Keep your paper trail simple and dated: your clinician's letter, a short written request referencing a reasonable accommodation to the pet policy, and any reply from the landlord. If a dispute ever arises, that record is what carries the day.

Condos and HOAs across the metro

A large share of housing in Naperville, Aurora, and the wider Chicago suburbs sits inside condominium or homeowners' associations, and this trips people up more than anything else. An association is a housing provider under the Fair Housing Act and the Illinois Act, so a pet covenant, even a long-standing one written into the declaration, does not override a valid assistance-animal accommodation. If a board points to the governing documents, the answer is the same as with any landlord: submit the request and the supporting letter, and ask the board to consider it as a reasonable accommodation. Boards that understand the law almost always approve.
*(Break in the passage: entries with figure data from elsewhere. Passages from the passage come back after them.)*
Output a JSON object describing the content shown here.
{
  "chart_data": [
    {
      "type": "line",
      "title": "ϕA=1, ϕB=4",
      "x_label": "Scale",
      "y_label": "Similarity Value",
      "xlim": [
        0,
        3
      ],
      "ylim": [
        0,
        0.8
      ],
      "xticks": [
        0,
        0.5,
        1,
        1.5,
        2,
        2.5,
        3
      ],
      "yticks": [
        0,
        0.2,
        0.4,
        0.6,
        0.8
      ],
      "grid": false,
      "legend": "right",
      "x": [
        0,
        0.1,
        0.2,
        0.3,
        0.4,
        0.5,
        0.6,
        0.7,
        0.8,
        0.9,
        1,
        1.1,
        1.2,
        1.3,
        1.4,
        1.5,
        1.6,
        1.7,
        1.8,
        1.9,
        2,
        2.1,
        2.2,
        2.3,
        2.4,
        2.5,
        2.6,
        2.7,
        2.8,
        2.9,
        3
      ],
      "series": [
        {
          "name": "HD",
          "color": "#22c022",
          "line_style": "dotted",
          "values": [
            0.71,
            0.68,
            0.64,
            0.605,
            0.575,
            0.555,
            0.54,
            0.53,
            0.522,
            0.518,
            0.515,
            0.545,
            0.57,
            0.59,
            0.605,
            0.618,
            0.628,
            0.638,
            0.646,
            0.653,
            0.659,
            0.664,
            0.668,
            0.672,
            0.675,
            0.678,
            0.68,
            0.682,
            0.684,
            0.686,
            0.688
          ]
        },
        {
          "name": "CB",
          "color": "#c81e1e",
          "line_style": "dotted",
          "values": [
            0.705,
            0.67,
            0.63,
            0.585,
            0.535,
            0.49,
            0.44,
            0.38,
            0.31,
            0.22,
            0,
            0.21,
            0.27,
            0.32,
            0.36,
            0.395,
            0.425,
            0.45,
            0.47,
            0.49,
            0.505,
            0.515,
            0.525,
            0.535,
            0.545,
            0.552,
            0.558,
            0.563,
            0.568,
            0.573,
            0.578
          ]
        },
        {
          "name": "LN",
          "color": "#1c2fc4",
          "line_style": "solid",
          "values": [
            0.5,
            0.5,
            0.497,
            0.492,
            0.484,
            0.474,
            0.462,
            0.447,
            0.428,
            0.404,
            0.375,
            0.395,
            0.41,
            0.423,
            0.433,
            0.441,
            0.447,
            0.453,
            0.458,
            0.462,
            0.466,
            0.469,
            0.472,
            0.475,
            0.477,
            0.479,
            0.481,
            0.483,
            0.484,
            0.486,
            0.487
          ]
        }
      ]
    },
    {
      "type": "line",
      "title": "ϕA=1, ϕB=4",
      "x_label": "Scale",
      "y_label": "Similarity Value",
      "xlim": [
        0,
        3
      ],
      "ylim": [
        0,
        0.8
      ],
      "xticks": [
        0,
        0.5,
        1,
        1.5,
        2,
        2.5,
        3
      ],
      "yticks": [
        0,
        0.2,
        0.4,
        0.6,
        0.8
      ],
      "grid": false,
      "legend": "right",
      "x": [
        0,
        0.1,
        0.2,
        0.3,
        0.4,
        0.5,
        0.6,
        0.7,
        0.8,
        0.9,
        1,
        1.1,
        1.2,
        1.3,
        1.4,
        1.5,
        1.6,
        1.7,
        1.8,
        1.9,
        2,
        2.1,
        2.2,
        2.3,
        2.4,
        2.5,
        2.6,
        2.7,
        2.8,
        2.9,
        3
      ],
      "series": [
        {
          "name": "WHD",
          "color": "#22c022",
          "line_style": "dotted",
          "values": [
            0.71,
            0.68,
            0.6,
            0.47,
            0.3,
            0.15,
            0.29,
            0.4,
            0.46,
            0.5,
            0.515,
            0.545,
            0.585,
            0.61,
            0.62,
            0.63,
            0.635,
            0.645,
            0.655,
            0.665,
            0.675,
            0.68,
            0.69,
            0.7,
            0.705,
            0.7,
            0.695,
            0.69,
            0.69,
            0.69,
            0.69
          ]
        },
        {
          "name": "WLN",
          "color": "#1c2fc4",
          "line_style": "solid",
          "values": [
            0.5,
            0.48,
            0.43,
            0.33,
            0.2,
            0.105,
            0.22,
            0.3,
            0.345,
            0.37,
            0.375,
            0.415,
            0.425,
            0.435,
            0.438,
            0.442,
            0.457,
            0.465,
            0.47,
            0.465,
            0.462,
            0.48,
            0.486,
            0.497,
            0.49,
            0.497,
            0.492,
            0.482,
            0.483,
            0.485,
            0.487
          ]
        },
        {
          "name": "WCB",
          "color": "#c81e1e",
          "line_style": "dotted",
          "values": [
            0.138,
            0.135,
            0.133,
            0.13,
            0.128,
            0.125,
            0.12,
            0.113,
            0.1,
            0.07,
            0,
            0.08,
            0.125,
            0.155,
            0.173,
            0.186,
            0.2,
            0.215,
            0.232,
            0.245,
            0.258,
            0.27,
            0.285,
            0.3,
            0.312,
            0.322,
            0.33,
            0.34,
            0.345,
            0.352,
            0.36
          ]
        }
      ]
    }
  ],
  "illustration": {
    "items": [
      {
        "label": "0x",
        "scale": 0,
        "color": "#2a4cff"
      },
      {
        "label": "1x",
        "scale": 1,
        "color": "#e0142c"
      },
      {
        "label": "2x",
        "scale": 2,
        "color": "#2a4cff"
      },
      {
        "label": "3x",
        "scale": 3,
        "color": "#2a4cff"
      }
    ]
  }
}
Frequently asked questions

Do Chicago's tenant ordinances change my ESA rights?

Your core ESA rights come from federal and state law and are the same across Illinois. Chicago's Residential Landlord and Tenant Ordinance governs other parts of the rental relationship, but it does not weaken assistance-animal protections.

My building allows pets but charges pet rent. Do I still pay it for an ESA?

No. An approved assistance animal is not a pet, so pet rent and pet deposits do not apply, though you remain responsible for any actual damage.

I'm renting from an individual landlord who has never heard of this. What do I do?

Provide a letter from an Illinois-licensed clinician and a short, polite written request explaining the reasonable-accommodation rule. Most confusion in smaller markets clears up at that point.